The two argue that the law fails to hold military physicians accountable for errors. Opponents of the doctrine also say that the compensation package awarded to the families of service members injured by military physicians is not enough.
Stayskal's attorney, Natalie Khawam of the Whistleblower Law Firm in Tampa, said Feres was meant to ensure that leaders and personnel practicing medicine on the battlefield weren't sued for their decisions. It was not designed, she argued, to shield civilian doctors practicing in modern military medical facilities.

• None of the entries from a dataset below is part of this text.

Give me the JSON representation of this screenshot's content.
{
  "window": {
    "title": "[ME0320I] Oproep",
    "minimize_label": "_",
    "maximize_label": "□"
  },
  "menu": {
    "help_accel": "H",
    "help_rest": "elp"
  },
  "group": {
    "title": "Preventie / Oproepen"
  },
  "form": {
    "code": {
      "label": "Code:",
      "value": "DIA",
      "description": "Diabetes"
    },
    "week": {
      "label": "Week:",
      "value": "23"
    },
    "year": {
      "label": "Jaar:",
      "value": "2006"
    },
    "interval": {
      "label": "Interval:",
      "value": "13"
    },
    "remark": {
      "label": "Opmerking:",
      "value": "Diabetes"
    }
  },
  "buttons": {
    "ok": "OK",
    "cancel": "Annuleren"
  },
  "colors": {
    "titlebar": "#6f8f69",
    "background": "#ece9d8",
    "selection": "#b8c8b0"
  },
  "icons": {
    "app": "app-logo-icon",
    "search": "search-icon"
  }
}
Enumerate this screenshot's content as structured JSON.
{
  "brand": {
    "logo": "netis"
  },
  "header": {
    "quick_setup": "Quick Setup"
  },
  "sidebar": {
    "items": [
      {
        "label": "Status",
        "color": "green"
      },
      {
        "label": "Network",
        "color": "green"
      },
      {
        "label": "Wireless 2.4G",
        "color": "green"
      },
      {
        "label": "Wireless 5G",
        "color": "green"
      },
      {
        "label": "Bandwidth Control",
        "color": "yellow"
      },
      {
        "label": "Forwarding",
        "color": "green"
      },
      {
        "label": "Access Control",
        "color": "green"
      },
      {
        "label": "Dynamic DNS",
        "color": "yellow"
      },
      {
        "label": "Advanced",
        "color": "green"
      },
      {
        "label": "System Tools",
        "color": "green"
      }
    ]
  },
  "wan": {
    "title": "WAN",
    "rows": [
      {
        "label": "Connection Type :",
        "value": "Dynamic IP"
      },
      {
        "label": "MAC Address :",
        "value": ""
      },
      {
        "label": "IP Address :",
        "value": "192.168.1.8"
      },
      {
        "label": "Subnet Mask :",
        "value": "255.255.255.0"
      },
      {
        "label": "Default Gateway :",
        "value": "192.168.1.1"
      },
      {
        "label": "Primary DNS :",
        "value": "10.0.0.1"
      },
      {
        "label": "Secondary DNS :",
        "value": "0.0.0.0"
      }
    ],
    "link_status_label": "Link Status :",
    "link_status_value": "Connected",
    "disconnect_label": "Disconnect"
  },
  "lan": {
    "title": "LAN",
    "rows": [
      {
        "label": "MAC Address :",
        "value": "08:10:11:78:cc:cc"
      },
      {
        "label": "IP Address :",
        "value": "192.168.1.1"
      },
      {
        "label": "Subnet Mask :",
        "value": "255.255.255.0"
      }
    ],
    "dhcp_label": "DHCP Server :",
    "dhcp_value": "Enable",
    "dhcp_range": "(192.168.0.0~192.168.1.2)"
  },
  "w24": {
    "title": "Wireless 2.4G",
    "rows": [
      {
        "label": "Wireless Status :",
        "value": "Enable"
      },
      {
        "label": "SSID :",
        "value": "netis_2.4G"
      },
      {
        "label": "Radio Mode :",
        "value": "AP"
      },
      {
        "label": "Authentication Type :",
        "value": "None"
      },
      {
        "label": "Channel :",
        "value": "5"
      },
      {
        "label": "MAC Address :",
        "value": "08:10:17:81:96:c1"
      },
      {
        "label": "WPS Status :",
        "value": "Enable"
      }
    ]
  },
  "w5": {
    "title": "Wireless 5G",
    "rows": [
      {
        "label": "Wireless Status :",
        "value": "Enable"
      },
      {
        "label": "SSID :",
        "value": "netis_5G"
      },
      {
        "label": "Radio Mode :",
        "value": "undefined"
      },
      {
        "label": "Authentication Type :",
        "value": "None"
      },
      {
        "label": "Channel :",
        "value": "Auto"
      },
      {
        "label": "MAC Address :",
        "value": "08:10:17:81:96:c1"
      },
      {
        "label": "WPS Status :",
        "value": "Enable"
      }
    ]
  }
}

"This is not what the justices were thinking. When they wrote this law, if a doctor messed up, they were officers who could go before a military tribunal," Khawam told Military.com in March. "The court did not foresee contract doctors in military hospitals."
Earlier this year, Rep. Jackie Speier, a California Democrat who chairs the subcommittee, pledged to make the ruling one of her top legislative priorities. The hearing exclusively on the Feres doctrine is the first in a decade.
Khawam said several other lawmakers are planning to introduce legislation that would allow military personnel to sue in egregious cases of malpractice.
As Congress weighs a possible change to the law that underlies the Feres ruling, a case challenging Feres remains alive in the U.S. Supreme Court.
Former Coast Guard officer Walter Daniel lost his wife, Navy Lt. Moani Daniel, a labor and delivery nurse, in 2014 when she died during childbirth at Naval Hospital Bremerton, Washington. She bled to death following her own delivery. The justices have reviewed the case across several weeks; they have not yet announced whether they will hear it.
Also scheduled to testify Tuesday are Rebecca Lipe, a former Air Force captain and judge advocate; Dwight Sterling, CEO for the Center for Law and Military Policy; and Paul Figley, professor of legal rhetoric at American University's Washington College of Law.
The event is scheduled at 2 p.m. It can be viewed on the committee's website.